The why of it is exactly where Kalnisha’s expertise comes into play. She has identified key areas where companies can excel:

  • Explore local possibilities. The full value of ESG comes into play in practical application, often with very unique solutions for each region and organisation. The real value of ESG lies in context-specific practice. “International practice is not necessarily better, and it is certainly not always relevant. We need to remove ourselves from the subservient position of bowing to the developed world.”
  • Conduct a well-informed business analysis process. It is worth finding out exactly what is being done with ESG initiatives across the company. With this understanding, the paperwork is a second step — and it is far more manageable. “There is a disturbing narrative around local companies’ ESG compliance struggles. South African companies are doing the work, but they are not equipped to track, report on and present it effectively.”
  • Strategic Corporate Social Investment (CSI): Shifting focus from simply spending budgets to carefully selecting, allocating, and tracking projects can yield significant ROI for both companies and communities.
  • Empower women: Championing gender inclusion, particularly relevant in South Africa’s context, aligns with ESG principles and offers measurable financial benefits.
    See the multiple benefits of renewable energy solutions: South Africa’s energy challenges have positioned it at the forefront of renewable energy solutions, presenting opportunities for local companies to contribute to both sustainability and economic growth.

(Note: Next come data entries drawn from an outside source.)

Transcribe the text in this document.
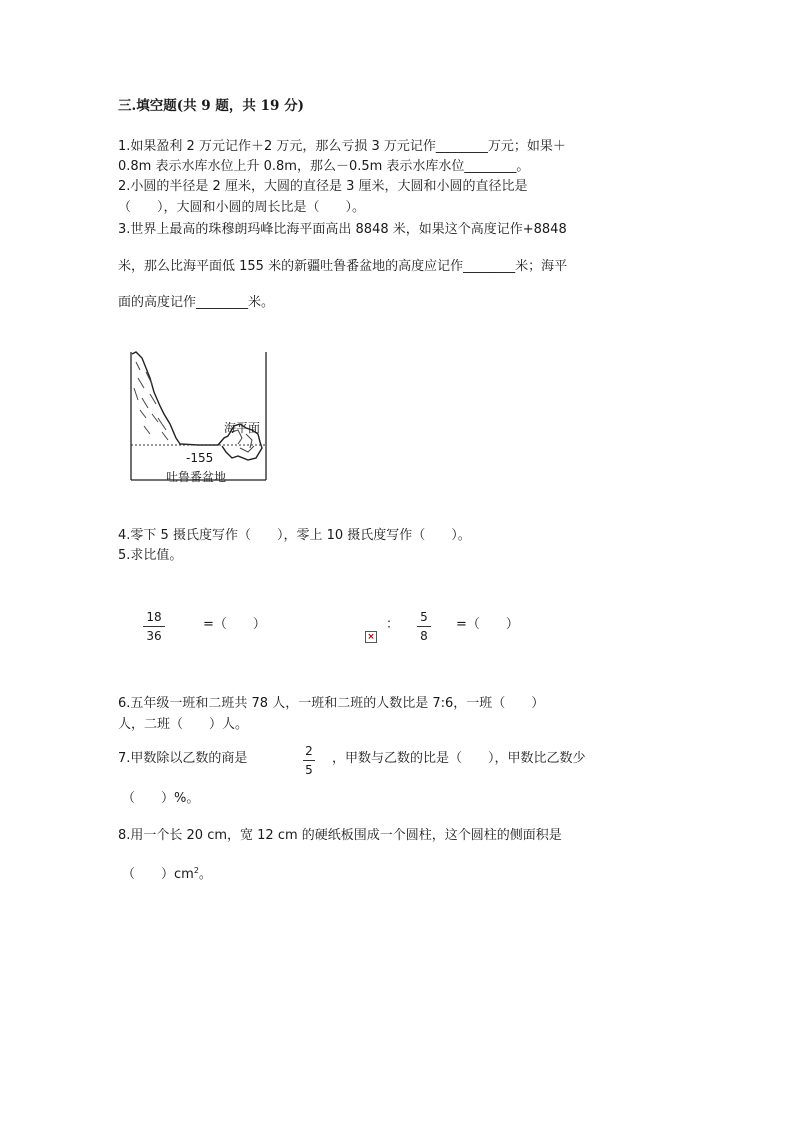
三.填空题(共 9 题，共 19 分)
1.如果盈利 2 万元记作＋2 万元，那么亏损 3 万元记作________万元；如果＋
0.8m 表示水库水位上升 0.8m，那么－0.5m 表示水库水位________。
2.小圆的半径是 2 厘米，大圆的直径是 3 厘米，大圆和小圆的直径比是
（　　），大圆和小圆的周长比是（　　）。
3.世界上最高的珠穆朗玛峰比海平面高出 8848 米，如果这个高度记作+8848
米，那么比海平面低 155 米的新疆吐鲁番盆地的高度应记作________米；海平
面的高度记作________米。
海平面
-155
吐鲁番盆地
4.零下 5 摄氏度写作（　　），零上 10 摄氏度写作（　　）。
5.求比值。
18
36
=（　　）
×
： 5
8
=（　　）
6.五年级一班和二班共 78 人，一班和二班的人数比是 7:6，一班（　　）
人，二班（　　）人。
7.甲数除以乙数的商是	2
5
，甲数与乙数的比是（　　），甲数比乙数少
（　　）%。
8.用一个长 20 cm，宽 12 cm 的硬纸板围成一个圆柱，这个圆柱的侧面积是
（　　）$cm^2$。
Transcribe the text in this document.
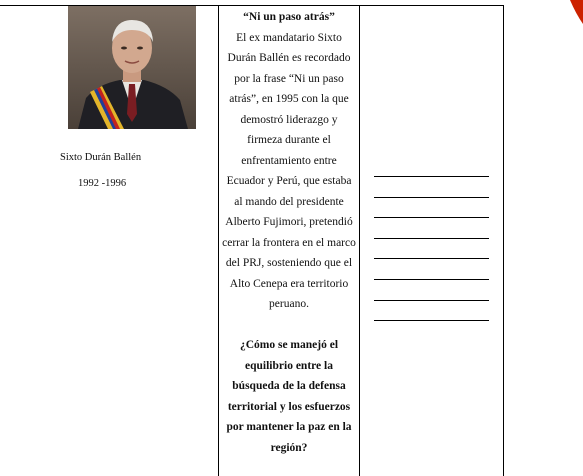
Sixto Durán Ballén
1992 -1996
“Ni un paso atrás”

El ex mandatario Sixto Durán Ballén es recordado por la frase “Ni un paso atrás”, en 1995 con la que demostró liderazgo y firmeza durante el enfrentamiento entre Ecuador y Perú, que estaba al mando del presidente Alberto Fujimori, pretendió cerrar la frontera en el marco del PRJ, sosteniendo que el Alto Cenepa era territorio peruano.

¿Cómo se manejó el equilibrio entre la búsqueda de la defensa territorial y los esfuerzos por mantener la paz en la región?
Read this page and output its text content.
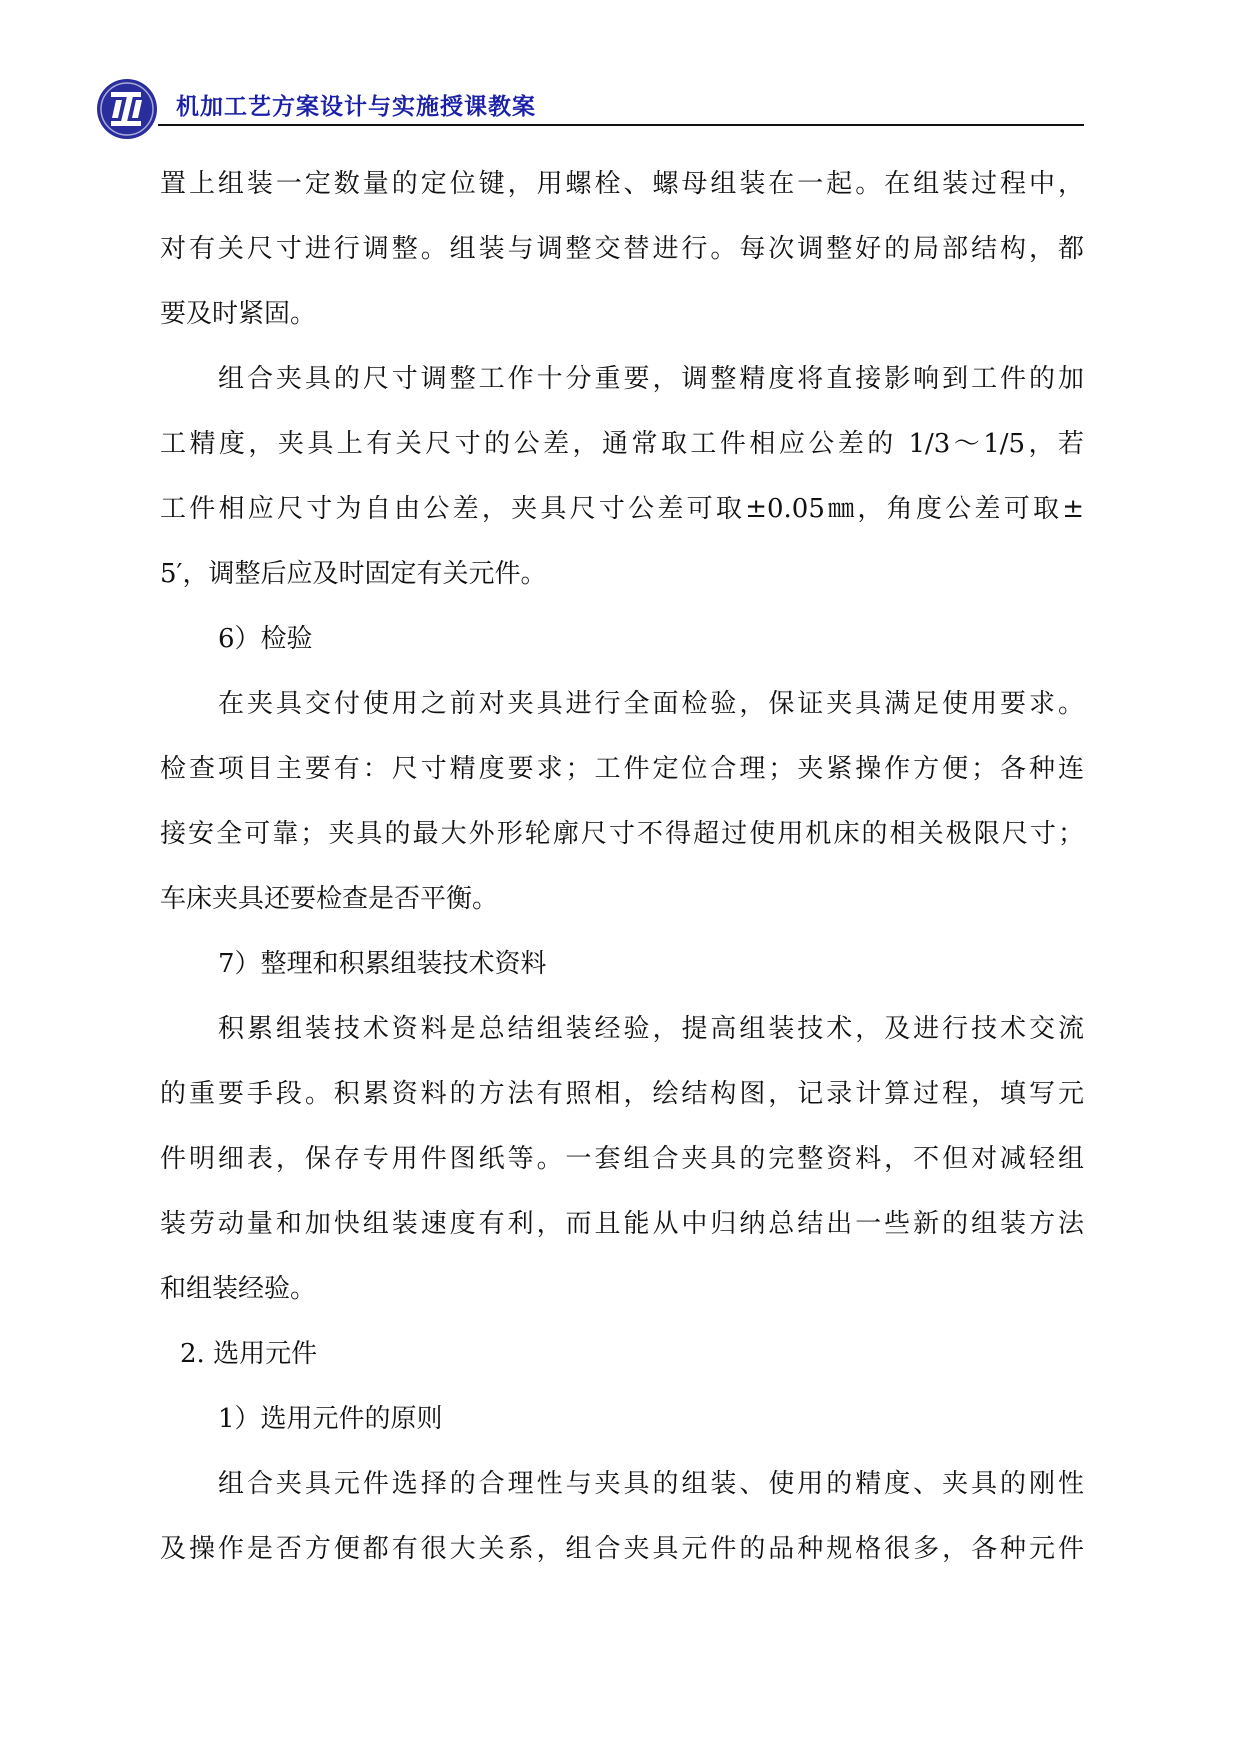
机加工艺方案设计与实施授课教案
置上组装一定数量的定位键，用螺栓、螺母组装在一起。在组装过程中，
对有关尺寸进行调整。组装与调整交替进行。每次调整好的局部结构，都
要及时紧固。
组合夹具的尺寸调整工作十分重要，调整精度将直接影响到工件的加
工精度，夹具上有关尺寸的公差，通常取工件相应公差的 1/3～1/5，若
工件相应尺寸为自由公差，夹具尺寸公差可取±0.05㎜，角度公差可取±
5′，调整后应及时固定有关元件。
6）检验
在夹具交付使用之前对夹具进行全面检验，保证夹具满足使用要求。
检查项目主要有：尺寸精度要求；工件定位合理；夹紧操作方便；各种连
接安全可靠；夹具的最大外形轮廓尺寸不得超过使用机床的相关极限尺寸；
车床夹具还要检查是否平衡。
7）整理和积累组装技术资料
积累组装技术资料是总结组装经验，提高组装技术，及进行技术交流
的重要手段。积累资料的方法有照相，绘结构图，记录计算过程，填写元
件明细表，保存专用件图纸等。一套组合夹具的完整资料，不但对减轻组
装劳动量和加快组装速度有利，而且能从中归纳总结出一些新的组装方法
和组装经验。
2. 选用元件
1）选用元件的原则
组合夹具元件选择的合理性与夹具的组装、使用的精度、夹具的刚性
及操作是否方便都有很大关系，组合夹具元件的品种规格很多，各种元件
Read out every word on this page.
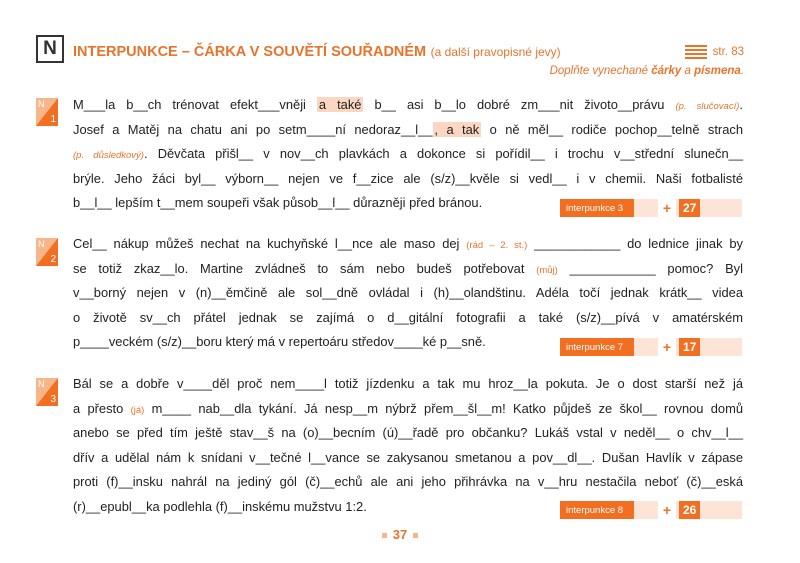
N	INTERPUNKCE – ČÁRKA V SOUVĚTÍ SOUŘADNÉM (a další pravopisné jevy)	str. 83
Doplňte vynechané čárky a písmena.
N
1

M___la b__ch trénovat efekt___vněji a také b__ asi b__lo dobré zm___nit životo__právu (p. slučovací).

Josef a Matěj na chatu ani po setm____ní nedoraz__l__ , a tak o ně měl__ rodiče pochop__telně strach

(p. důsledkový). Děvčata přišl__ v nov__ch plavkách a dokonce si pořídil__ i trochu v__střední slunečn__

brýle. Jeho žáci byl__ výborn__ nejen ve f__zice ale (s/z)__kvěle si vedl__ i v chemii. Naši fotbalisté

b__l__ lepším t__mem soupeři však působ__l__ důrazněji před bránou.	interpunkce 3	+ 27
N
2

Cel__ nákup můžeš nechat na kuchyňské l__nce ale maso dej (rád – 2. st.) ____________ do lednice jinak by

se totiž zkaz__lo. Martine zvládneš to sám nebo budeš potřebovat (můj) ____________ pomoc? Byl

v__borný nejen v (n)__ěmčině ale sol__dně ovládal i (h)__olandštinu. Adéla točí jednak krátk__ videa

o životě sv__ch přátel jednak se zajímá o d__gitální fotografii a také (s/z)__pívá v amatérském

p____veckém (s/z)__boru který má v repertoáru středov____ké p__sně.	interpunkce 7	+ 17
N
3

Bál se a dobře v____děl proč nem____l totiž jízdenku a tak mu hroz__la pokuta. Je o dost starší než já

a přesto (já) m____ nab__dla tykání. Já nesp__m nýbrž přem__šl__m! Katko půjdeš ze škol__ rovnou domů

anebo se před tím ještě stav__š na (o)__becním (ú)__řadě pro občanku? Lukáš vstal v neděl__ o chv__l__

dřív a udělal nám k snídani v__tečné l__vance se zakysanou smetanou a pov__dl__. Dušan Havlík v zápase

proti (f)__insku nahrál na jediný gól (č)__echů ale ani jeho přihrávka na v__hru nestačila neboť (č)__eská

(r)__epubl__ka podlehla (f)__inskému mužstvu 1:2.	interpunkce 8	+ 26
37
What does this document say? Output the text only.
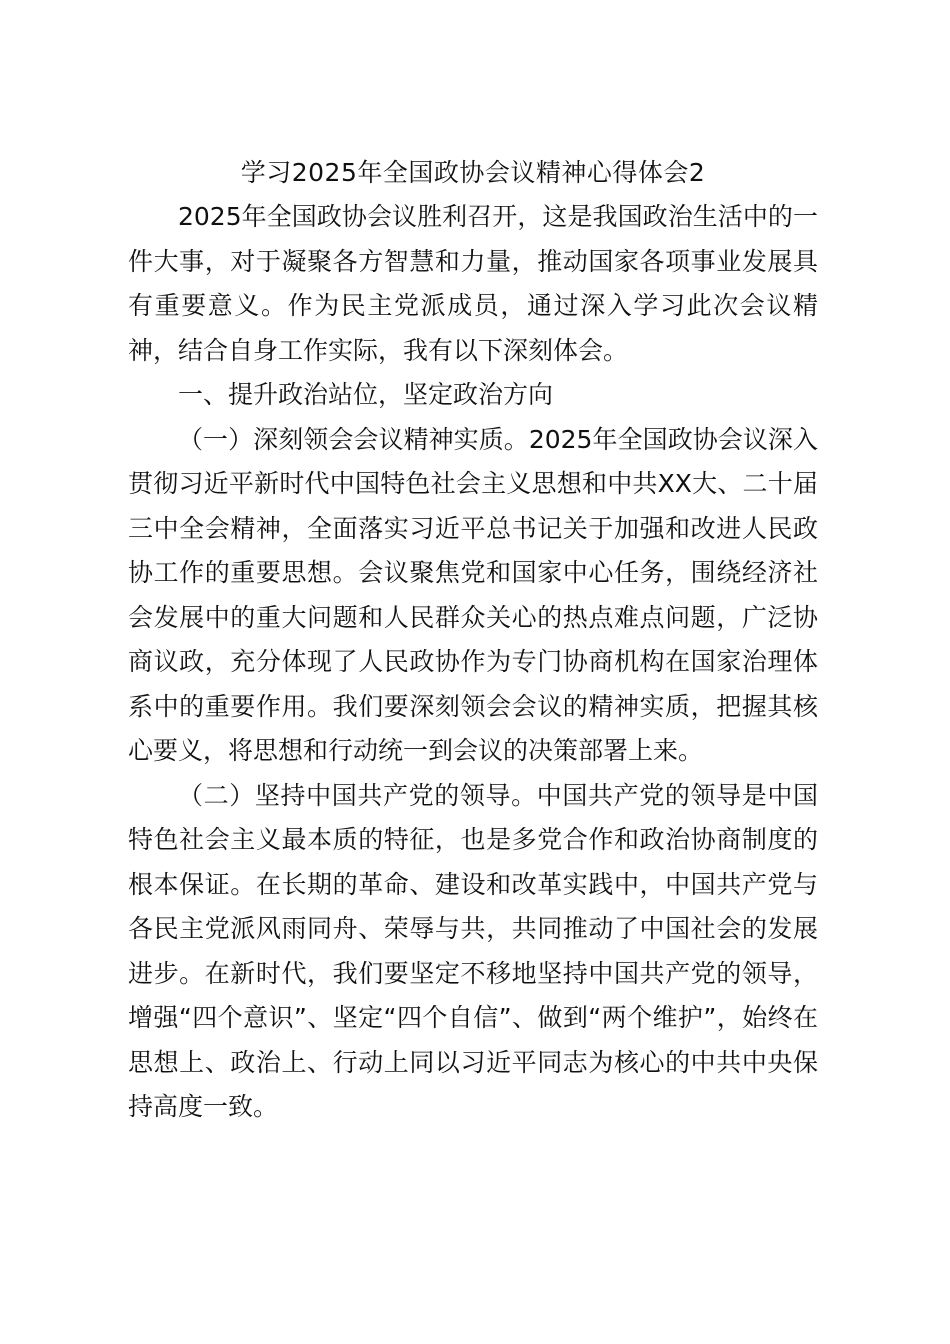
学习2025年全国政协会议精神心得体会2

2025年全国政协会议胜利召开，这是我国政治生活中的一件大事，对于凝聚各方智慧和力量，推动国家各项事业发展具有重要意义。作为民主党派成员，通过深入学习此次会议精神，结合自身工作实际，我有以下深刻体会。

一、提升政治站位，坚定政治方向

（一）深刻领会会议精神实质。2025年全国政协会议深入贯彻习近平新时代中国特色社会主义思想和中共XX大、二十届三中全会精神，全面落实习近平总书记关于加强和改进人民政协工作的重要思想。会议聚焦党和国家中心任务，围绕经济社会发展中的重大问题和人民群众关心的热点难点问题，广泛协商议政，充分体现了人民政协作为专门协商机构在国家治理体系中的重要作用。我们要深刻领会会议的精神实质，把握其核心要义，将思想和行动统一到会议的决策部署上来。

（二）坚持中国共产党的领导。中国共产党的领导是中国特色社会主义最本质的特征，也是多党合作和政治协商制度的根本保证。在长期的革命、建设和改革实践中，中国共产党与各民主党派风雨同舟、荣辱与共，共同推动了中国社会的发展进步。在新时代，我们要坚定不移地坚持中国共产党的领导，增强“四个意识”、坚定“四个自信”、做到“两个维护”，始终在思想上、政治上、行动上同以习近平同志为核心的中共中央保持高度一致。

“As South Africans, our apologetic, subservient bow to the developed economies blinds us to the fact that we are positioned to be global leaders in ESG. Companies still find it too easy to throw money at the ESG ‘problem’, when in fact this is an area that is already half solved thanks to our existing regulatory frameworks. They simply don’t know it because departments operate in silos, ESG is misunderstood and the pressure for ESG compliance urges poorly informed (and costly) decisions,” Kalnisha says.

Dinner table conversations

Looking deeper into the ESG “problem”, Kalnisha points out that too many South Africans simply do not yet understand how far-reaching the benefits of sustainability can be.

“The everyday challenges businesses face do not make the trying South African economic climate any easier. Some of these are, indeed, ESG-related, such as electricity shortages, transport issues and unusually common waves of social unrest. This can leave the business sector constantly fighting fires, rather than preventing them. Sound ESG practices can go a long way towards preventing those fires,” she advises.

In bridging the gap between awareness and action, Kalnisha believes in fostering positive dinner table conversations about ESG by focusing on local successes like the tremendous opportunities presented by the local energy crisis; the cost of living crisis in developed countries shows that the grass is not greener elsewhere; the great strides being made in women’s empowerment; and the major role that South Africa is playing in the global rise of sustainability awareness.

“As South Africans, we have the opportunity to work together towards a humanity that is united in the true spirit of ubuntu. We can transcend the false divisions of politics, economics and skin colour with what makes us the same — our humanity,” she says.

“I believe the deeper ESG focus for South African companies should be what is intangible. What matters most in this country is not easy to measure. For example, the discomfort around diversity and inclusion remains, despite the integration we have on paper. That is where we need the work. It’s time to move from tolerating each other to really seeing each other,” she adds.